Родные и друзья, частенько посмеивавшиеся над моими дикими фантазиями, смотрели на меня, как на клоуна. Я не обижался, потому что мне нравилось развлекать и веселить других.
[...] Человек никогда не воспринимает мир так ясно и непосредственно, как в детстве.
Мои первые воспоминания относятся к четырехлетнему возрасту, когда я жил в Кракове на улице Коморовского. Над каждой дверью красовалось вырезанное из камня животное в стиле art nouveau — слон, бизон, еж. Дом номер 9 был украшен уродливым гибридом — это был наполовину дракон, наполовину орел. Дом построили совсем недавно, и от него еще пахло свежей краской.
На четвертом этаже были две квартиры. Наша, справа, небольшая, но солнечная, в современном стиле, если не считать традиционных отделанных изразцами печек.
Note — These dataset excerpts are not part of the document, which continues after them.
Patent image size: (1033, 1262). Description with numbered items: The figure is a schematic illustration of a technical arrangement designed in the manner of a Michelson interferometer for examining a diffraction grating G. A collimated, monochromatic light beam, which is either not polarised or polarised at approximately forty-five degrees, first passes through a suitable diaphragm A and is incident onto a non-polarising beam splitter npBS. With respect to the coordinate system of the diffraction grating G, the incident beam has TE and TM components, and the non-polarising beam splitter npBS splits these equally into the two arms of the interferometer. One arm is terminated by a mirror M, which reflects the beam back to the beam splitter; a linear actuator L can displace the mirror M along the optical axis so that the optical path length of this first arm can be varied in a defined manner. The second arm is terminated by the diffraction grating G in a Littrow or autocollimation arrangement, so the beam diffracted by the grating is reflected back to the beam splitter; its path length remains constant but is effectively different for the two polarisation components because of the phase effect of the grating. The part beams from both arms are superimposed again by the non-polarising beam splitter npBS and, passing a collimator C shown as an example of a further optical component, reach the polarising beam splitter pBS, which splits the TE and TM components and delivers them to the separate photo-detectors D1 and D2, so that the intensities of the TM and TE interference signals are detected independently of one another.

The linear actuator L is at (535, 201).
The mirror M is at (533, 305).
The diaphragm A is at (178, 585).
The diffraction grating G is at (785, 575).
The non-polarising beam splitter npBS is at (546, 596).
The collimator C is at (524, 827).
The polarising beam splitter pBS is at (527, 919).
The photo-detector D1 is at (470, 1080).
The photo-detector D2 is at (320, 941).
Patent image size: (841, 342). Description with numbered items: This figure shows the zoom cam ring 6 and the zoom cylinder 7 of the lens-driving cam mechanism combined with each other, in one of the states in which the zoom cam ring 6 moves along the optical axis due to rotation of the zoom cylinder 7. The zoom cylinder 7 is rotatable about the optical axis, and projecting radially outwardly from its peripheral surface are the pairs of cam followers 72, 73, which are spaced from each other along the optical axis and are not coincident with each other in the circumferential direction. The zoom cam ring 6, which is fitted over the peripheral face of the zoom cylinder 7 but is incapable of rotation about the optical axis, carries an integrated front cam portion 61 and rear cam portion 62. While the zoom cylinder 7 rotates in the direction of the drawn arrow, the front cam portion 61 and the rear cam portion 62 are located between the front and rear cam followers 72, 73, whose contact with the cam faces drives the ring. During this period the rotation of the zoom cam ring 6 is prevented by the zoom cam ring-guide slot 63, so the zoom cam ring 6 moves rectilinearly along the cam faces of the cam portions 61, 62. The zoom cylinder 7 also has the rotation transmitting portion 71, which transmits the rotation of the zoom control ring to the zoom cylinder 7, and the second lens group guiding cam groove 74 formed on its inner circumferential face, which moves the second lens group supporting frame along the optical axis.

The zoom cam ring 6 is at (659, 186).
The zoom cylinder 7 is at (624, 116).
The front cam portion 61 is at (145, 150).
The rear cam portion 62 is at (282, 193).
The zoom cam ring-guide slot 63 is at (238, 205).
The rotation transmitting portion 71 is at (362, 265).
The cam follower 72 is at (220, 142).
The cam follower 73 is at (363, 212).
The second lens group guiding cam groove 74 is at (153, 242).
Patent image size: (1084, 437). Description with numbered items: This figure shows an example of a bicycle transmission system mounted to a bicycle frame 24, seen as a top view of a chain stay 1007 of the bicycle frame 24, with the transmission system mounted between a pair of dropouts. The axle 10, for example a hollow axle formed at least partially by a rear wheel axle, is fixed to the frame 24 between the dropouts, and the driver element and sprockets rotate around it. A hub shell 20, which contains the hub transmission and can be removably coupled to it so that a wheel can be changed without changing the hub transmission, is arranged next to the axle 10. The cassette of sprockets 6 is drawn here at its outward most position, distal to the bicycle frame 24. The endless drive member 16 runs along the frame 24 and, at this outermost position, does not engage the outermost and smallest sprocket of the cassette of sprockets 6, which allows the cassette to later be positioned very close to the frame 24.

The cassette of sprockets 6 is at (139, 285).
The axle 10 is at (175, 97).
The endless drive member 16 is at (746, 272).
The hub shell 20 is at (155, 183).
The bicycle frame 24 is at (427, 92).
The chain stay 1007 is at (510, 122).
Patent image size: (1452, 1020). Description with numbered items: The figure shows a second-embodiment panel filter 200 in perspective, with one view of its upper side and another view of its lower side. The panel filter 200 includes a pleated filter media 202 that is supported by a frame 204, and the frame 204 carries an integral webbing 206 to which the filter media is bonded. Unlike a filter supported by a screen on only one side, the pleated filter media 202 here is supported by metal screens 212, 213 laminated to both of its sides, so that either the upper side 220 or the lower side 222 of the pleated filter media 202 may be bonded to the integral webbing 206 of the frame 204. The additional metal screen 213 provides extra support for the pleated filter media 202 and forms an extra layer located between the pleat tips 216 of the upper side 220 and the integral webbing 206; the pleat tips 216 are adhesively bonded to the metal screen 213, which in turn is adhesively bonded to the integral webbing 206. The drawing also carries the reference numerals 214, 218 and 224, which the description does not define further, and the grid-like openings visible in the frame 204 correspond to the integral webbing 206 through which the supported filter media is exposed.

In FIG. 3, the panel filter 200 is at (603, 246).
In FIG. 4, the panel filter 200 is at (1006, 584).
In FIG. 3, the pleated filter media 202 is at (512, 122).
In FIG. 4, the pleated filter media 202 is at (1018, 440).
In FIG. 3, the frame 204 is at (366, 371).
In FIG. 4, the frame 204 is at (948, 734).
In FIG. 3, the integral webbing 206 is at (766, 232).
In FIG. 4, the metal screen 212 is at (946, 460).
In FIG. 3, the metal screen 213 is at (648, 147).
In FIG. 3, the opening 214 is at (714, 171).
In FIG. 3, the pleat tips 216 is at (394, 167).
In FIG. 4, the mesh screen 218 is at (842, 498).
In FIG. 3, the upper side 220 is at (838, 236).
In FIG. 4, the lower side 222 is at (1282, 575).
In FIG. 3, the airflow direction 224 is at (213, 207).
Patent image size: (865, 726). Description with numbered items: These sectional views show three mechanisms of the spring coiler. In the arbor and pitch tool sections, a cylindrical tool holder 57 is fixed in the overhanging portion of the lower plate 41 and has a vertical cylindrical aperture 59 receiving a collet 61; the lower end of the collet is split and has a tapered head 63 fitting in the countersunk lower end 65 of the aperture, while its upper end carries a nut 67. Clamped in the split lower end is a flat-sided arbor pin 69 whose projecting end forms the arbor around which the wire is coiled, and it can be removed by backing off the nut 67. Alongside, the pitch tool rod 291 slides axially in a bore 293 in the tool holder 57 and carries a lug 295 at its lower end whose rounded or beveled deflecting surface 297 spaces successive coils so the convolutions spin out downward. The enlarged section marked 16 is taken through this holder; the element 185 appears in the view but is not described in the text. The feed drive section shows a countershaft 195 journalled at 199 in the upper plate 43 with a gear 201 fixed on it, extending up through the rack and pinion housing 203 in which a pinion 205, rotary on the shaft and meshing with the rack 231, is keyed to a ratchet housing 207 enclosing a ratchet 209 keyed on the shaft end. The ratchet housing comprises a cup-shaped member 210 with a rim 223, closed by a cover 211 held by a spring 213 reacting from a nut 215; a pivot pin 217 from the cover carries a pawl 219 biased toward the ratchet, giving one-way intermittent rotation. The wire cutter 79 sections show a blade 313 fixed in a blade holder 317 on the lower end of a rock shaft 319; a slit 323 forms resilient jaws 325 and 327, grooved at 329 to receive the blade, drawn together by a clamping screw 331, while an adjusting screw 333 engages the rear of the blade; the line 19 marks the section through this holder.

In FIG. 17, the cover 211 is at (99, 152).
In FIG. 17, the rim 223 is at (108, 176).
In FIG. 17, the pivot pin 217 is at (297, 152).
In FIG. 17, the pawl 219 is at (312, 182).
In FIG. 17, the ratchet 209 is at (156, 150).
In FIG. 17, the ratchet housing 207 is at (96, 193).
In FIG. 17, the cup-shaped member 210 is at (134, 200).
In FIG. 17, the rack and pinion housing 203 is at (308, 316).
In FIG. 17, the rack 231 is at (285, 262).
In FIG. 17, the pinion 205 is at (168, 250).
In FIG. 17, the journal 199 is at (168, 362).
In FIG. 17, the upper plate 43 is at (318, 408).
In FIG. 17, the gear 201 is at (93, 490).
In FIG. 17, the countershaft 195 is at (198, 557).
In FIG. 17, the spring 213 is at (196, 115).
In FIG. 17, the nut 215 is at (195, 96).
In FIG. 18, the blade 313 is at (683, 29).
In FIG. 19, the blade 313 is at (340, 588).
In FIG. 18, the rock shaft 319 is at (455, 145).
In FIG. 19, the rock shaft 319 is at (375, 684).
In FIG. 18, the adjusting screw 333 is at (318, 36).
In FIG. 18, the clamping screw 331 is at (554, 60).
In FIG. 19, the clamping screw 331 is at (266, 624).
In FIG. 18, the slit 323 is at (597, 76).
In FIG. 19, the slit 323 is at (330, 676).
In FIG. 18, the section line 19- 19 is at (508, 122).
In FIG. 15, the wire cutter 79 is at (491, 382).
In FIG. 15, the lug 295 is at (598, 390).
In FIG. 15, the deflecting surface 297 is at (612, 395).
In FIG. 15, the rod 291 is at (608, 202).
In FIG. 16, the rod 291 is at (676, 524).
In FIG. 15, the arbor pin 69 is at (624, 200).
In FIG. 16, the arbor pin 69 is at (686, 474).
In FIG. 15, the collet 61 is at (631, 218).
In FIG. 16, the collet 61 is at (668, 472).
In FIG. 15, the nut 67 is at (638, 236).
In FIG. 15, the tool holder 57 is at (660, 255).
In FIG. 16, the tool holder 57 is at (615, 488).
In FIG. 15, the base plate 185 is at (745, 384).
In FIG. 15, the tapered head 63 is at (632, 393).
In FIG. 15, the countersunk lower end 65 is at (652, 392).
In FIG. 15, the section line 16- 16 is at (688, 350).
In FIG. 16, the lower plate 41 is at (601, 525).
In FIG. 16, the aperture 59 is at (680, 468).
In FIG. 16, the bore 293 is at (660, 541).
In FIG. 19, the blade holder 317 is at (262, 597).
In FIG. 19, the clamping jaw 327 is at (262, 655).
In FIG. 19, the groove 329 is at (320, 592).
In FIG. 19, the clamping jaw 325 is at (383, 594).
Окна двух комнат выходили на тихую улицу Коморовского, где жили люди среднего достатка. С обратной стороны здания располагался шумный рынок. В те дни крестьянки все еще приходили к дверям с маслом и яйцами, и исходивший от них деревенский запах смешивался с ароматом свежего хлеба, который доставляли мальчишки-разносчики.
Моя мать обожала порядок. Все у нас сияло чистотой. Беспорядок царил лишь в кладовке, расположенной в боковой стене балкона, где мы хранили всякие ненужные вещи, включая одно таинственное приспособление. Отец говорил, что с его помощью он всегда может узнать, когда я вру. Поскольку я и сам наполовину верил в возможность существования подобного устройства, мне не давало покоя то, что оно есть и у нас. Домашний детектор лжи приводился в действие всякий раз, как возникали подозрения, что я лгу. Только много позже я понял, что это был сломанный ночник необычной формы.
Хотя богатым моего отца назвать было нельзя, я ни в чем не нуждался. И все же я был капризным малышом. Может быть, меня сердили длинные светлые волосы, из-за которых взрослые принимали меня за девчонку. А может быть, это была реакция на то, что надо мной посмеивались, передразнивая мое французское произношение звука «р». Я родился в Париже, как раз когда Гитлер пришел к власти, и в первые три года жизни, о которых ничего не помню, приобрел французский акцент. И еще у меня было необычное имя. Стремясь назвать сына на французский манер, родители зарегистрировали меня под именем Реймон, ошибочно приняв его за эквивалент польского имени Роман. К несчастью, простой поляк не в состояние произнести Реймон. Меня бесило и раздражало это иноземное имя, и все, кроме обожавших меня родителей и ехидных одноклассников, называли меня либо Роман, либо уменьшительно Ромек.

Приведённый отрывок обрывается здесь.